Bhakat Soumendranath
Department of Biochemistry and Biophysics, Perelman School of Medicine, University of Pennsylvania Pennsylvania 19104-6059 USA
RSC Adv. 2022 Sep 2;12(38):25010-25024. doi: 10.1039/d2ra03660f. eCollection 2022 Aug 30.
Understanding the kinetics and thermodynamics profile of biomolecules is necessary to understand their functional roles which has a major impact in mechanism driven drug discovery. Molecular dynamics simulation has been routinely used to understand conformational dynamics and molecular recognition in biomolecules. Statistical analysis of high-dimensional spatiotemporal data generated from molecular dynamics simulation requires identification of a few low-dimensional variables which can describe the essential dynamics of a system without significant loss of information. In physical chemistry, these low-dimensional variables are often called collective variables. Collective variables are used to generate reduced representations of free energy surfaces and calculate transition probabilities between different metastable basins. However the choice of collective variables is not trivial for complex systems. Collective variables range from geometric criteria such as distances and dihedral angles to abstract ones such as weighted linear combinations of multiple geometric variables. The advent of machine learning algorithms led to increasing use of abstract collective variables to represent biomolecular dynamics. In this review, I will highlight several nuances of commonly used collective variables ranging from geometric to abstract ones. Further, I will put forward some cases where machine learning based collective variables were used to describe simple systems which in principle could have been described by geometric ones. Finally, I will put forward my thoughts on artificial general intelligence and how it can be used to discover and predict collective variables from spatiotemporal data generated by molecular dynamics simulations.

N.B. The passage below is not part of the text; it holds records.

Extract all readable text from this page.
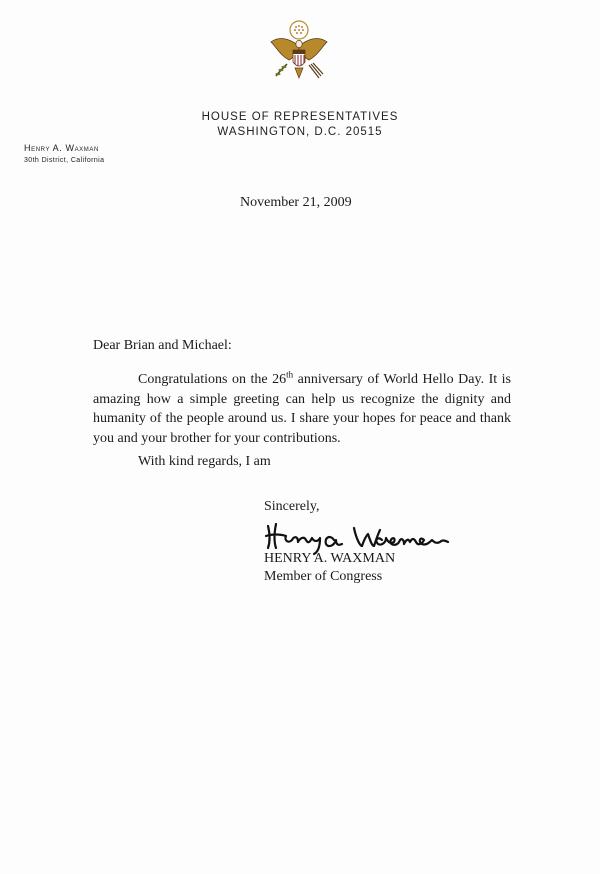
HOUSE OF REPRESENTATIVES
WASHINGTON, D.C. 20515
Henry A. Waxman
30th District, California
November 21, 2009
Dear Brian and Michael:
Congratulations on the 26th anniversary of World Hello Day. It is amazing how a simple greeting can help us recognize the dignity and humanity of the people around us. I share your hopes for peace and thank you and your brother for your contributions.
With kind regards, I am
Sincerely,
HENRY A. WAXMAN
Member of Congress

了解生物分子的动力学和热力学概况对于理解其功能作用至关重要,这对基于机制的药物发现具有重大影响。分子动力学模拟经常被用于理解生物分子中的构象动力学和分子识别。对分子动力学模拟产生的高维时空数据进行统计分析,需要识别一些低维变量,这些变量能够描述系统的基本动力学而不会显著损失信息。在物理化学中,这些低维变量通常被称为集体变量。集体变量用于生成自由能表面的简化表示,并计算不同亚稳盆地之间的跃迁概率。然而,对于复杂系统而言,集体变量的选择并非易事。集体变量的范围从诸如距离和二面角等几何标准到诸如多个几何变量的加权线性组合等抽象标准。机器学习算法的出现导致越来越多地使用抽象集体变量来表示生物分子动力学。在这篇综述中,我将强调从几何集体变量到抽象集体变量等常用集体变量的几个细微差别。此外,我将提出一些案例,其中基于机器学习的集体变量被用于描述原则上可以由几何集体变量描述的简单系统。最后,我将阐述我对通用人工智能的看法,以及它如何用于从分子动力学模拟产生的时空数据中发现和预测集体变量。